小队长脖子一梗刚要开口,老书记摆手拦下。
“你是说,给蛤蟆弄个家?”
“您老高明。”张文山竖起大拇指,“蛤蟆塘里面有吃有喝,也有活动空间,它们为啥要跑?
再说外层足有三十公分,也跳不过去。
实在不放心,种一圈荆条也成。”
“山子说得在理,我看能成。”
“挖塘可不是轻活,眼下正农忙,会不会误了庄稼?”
“上面没说不能养,可也没说能养,慎重点好。
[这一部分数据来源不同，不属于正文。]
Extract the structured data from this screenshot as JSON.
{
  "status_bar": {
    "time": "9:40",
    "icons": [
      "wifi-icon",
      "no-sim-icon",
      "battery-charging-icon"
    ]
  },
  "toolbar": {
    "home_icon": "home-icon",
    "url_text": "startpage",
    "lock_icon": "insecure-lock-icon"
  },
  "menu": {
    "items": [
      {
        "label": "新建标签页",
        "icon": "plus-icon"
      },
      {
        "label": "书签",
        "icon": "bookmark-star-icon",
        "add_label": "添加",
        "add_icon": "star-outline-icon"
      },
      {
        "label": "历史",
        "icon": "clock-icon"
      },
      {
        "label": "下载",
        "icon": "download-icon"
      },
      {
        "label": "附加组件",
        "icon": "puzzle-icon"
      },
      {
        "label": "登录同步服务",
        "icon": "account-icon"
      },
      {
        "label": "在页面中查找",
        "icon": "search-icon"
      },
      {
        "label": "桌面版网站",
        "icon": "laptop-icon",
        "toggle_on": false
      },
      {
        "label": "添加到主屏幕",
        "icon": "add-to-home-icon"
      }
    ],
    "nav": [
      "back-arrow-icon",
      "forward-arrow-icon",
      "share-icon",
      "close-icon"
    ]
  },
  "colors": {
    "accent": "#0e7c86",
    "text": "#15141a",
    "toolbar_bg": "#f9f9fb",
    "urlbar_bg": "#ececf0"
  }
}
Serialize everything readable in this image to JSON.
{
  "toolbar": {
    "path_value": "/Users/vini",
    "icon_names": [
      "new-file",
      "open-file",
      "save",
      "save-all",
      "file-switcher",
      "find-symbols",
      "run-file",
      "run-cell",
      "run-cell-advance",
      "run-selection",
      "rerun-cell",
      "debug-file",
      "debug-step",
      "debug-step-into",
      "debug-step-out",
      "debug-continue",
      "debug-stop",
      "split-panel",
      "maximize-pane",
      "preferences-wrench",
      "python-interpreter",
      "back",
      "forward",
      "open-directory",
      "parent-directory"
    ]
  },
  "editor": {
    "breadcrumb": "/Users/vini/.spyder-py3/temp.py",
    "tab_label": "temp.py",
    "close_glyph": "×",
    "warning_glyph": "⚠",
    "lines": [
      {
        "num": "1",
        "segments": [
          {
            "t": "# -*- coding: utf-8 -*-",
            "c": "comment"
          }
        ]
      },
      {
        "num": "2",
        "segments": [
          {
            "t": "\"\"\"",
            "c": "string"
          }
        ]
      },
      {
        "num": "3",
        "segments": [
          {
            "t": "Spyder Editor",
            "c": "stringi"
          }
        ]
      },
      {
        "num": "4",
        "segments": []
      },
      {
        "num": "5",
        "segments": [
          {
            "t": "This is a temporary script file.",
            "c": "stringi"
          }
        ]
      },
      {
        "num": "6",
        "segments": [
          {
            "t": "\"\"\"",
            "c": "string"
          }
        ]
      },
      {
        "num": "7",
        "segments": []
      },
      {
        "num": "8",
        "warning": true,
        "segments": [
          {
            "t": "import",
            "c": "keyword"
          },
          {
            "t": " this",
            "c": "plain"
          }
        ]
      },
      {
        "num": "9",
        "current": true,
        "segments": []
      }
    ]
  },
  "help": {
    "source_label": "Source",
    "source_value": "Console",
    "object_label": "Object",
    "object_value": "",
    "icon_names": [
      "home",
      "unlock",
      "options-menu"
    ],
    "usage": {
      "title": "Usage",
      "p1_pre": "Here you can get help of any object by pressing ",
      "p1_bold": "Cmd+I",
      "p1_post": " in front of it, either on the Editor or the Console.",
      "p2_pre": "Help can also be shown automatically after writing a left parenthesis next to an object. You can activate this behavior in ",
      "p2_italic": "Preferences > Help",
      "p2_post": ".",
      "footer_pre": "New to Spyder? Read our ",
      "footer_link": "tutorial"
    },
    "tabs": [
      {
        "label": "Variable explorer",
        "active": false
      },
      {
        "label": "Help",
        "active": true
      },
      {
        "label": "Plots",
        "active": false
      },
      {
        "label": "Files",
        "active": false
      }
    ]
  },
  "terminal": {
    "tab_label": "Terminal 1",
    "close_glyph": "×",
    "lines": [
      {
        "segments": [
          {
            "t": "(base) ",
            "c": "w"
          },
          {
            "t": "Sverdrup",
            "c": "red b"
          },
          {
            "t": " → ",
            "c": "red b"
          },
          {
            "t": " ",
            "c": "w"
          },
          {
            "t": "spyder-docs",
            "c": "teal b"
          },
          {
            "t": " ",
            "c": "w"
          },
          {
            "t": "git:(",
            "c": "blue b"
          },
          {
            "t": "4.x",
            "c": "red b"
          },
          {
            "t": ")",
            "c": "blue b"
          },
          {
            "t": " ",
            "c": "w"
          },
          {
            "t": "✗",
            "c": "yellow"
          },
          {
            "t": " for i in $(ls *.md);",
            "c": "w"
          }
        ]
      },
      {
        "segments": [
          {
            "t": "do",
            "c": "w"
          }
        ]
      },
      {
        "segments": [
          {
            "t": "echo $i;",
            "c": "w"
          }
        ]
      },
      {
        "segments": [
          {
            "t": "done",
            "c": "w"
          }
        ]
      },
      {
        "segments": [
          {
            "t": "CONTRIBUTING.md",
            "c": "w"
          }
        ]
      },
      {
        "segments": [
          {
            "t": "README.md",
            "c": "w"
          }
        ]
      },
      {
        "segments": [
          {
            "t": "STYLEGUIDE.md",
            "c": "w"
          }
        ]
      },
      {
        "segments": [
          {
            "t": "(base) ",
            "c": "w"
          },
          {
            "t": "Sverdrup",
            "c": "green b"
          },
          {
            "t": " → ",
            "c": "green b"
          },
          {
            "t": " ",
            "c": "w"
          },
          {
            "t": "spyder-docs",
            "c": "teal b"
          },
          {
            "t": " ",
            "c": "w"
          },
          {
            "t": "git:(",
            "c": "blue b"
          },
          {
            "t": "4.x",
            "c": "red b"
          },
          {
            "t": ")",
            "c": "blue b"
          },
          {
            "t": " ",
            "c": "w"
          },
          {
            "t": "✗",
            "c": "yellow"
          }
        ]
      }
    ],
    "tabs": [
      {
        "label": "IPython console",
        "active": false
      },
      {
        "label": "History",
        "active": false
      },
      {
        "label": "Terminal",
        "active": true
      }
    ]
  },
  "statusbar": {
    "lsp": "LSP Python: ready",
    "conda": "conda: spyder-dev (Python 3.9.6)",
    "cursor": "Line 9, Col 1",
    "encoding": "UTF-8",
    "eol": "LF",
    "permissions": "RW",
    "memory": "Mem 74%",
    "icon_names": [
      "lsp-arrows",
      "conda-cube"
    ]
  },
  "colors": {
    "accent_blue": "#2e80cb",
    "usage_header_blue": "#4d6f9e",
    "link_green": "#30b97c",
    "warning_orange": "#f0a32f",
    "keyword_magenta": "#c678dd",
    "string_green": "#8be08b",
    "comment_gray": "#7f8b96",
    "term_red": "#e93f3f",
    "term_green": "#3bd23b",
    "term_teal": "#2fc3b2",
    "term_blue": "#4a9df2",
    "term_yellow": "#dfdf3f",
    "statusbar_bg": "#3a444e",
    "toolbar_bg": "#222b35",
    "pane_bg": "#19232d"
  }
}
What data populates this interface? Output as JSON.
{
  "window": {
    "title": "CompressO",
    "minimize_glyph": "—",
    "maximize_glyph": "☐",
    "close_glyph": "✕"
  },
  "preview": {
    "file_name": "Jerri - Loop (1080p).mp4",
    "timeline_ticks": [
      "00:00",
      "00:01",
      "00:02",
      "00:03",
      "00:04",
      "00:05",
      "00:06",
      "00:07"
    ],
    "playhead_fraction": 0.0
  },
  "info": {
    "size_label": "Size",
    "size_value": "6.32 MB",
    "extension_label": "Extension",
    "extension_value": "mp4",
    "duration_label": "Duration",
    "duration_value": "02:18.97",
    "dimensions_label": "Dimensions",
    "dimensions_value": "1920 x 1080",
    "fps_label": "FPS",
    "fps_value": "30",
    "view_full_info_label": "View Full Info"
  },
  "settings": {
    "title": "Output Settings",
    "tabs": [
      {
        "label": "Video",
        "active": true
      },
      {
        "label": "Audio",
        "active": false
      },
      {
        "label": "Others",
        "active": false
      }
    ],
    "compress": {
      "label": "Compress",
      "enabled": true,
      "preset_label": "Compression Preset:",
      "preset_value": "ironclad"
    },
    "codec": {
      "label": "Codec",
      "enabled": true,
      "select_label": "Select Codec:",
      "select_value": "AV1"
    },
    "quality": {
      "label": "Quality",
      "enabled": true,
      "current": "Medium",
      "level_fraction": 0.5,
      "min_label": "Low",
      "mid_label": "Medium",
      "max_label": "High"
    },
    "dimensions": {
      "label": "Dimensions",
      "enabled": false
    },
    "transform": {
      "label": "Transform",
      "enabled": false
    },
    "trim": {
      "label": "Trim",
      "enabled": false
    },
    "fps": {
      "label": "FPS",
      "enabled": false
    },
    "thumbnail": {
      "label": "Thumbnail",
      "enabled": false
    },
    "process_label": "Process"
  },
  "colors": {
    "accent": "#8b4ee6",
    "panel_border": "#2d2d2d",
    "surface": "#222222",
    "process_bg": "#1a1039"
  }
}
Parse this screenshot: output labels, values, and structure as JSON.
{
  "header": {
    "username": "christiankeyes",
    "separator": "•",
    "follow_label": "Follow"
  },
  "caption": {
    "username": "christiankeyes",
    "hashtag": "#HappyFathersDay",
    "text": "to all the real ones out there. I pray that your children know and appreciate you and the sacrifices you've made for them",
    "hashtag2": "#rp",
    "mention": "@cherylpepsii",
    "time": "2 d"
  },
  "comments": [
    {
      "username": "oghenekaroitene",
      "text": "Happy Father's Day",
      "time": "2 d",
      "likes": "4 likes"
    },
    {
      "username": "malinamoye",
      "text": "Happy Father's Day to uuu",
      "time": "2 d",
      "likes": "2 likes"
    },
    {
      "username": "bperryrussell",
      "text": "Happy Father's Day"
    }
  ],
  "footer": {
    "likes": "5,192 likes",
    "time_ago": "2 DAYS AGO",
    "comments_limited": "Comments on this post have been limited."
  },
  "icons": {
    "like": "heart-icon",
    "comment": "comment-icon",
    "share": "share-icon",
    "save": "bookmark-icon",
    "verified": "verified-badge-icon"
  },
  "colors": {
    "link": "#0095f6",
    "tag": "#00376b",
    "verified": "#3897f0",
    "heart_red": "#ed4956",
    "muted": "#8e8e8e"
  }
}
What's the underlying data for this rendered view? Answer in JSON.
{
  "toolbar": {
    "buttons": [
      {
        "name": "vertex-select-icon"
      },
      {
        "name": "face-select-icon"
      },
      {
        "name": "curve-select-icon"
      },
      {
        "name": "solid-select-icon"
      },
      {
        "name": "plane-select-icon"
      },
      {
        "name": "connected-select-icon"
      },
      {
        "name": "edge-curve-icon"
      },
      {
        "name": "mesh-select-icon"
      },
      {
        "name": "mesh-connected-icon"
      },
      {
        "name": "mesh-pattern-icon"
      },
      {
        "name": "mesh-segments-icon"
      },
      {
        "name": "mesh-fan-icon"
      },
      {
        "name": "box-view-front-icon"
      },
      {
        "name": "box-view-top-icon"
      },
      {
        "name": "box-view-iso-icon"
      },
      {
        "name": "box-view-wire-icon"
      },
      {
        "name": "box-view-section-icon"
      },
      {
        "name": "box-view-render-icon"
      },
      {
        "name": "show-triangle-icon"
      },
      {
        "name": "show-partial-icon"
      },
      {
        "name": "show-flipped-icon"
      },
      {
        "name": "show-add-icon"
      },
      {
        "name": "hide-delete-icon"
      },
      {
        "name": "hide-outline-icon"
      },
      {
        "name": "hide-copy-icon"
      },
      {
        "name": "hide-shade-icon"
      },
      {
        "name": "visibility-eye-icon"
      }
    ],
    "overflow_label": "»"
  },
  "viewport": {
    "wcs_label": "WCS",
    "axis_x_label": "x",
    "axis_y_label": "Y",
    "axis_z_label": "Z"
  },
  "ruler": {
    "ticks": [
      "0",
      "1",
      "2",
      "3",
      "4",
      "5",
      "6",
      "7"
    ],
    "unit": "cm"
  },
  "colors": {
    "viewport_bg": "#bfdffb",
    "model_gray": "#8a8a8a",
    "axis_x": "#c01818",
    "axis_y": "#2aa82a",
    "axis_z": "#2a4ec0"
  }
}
”
“收益……”
随着他的话落下,赤松屯三巨头和四位小队长讨论起来。
最终还是老书记开口道:“行了,都回去琢磨琢磨,过两天看看池子情况再定。”
言下之意,养蛤蟆算是进了集体的盘子。
张文山对此早有预料,并不意外。
家里没有能力独立挖蛤蟆塘,这件事情更象一块敲门砖,用来和大队扯上关系,改变自己的名声。
老书记一声散会,众人陆续离开。
张文山脚步一挪,不动声色凑到大队长身边:“姨夫,您留一步。”
大队长名叫王铁山,媳妇和自家老娘是表亲。
一表三千里,加之原身的德行以及老爹的性格,多年来也就面子上过得去,私下从没走过事。
“啥事?”
见张文山靠过来,王铁山眉头一皱,交了个实底。
“蛤蟆塘具体章程,我定不了,如今不比往年。”
分田到户推行到现在,大队小队的权力早就弱了,更多是作为连络员存在。
也就家在赤松屯,加之多年威望,说话有点用,大家伙也习惯找他们处理事情。
至于改村的事,到现在也没个章程。
他现在也摸不准脉,自然不敢瞎应承事。
“瞧你说的,我哪能那么不懂事?”张文山笑呵呵地说道,“就想请您开张介绍信。”
“啥介绍信?”
“您看蛤蟆塘成了集体产业,我现在也算给集体办事,上山下河摸点东西,不过分吧?”
“你可别瞎作,忘了当年咋出事的?”王铁山下意识警剔,“屯子里摸鱼虾,逮个野鸡兔子没人管,要啥介绍信?”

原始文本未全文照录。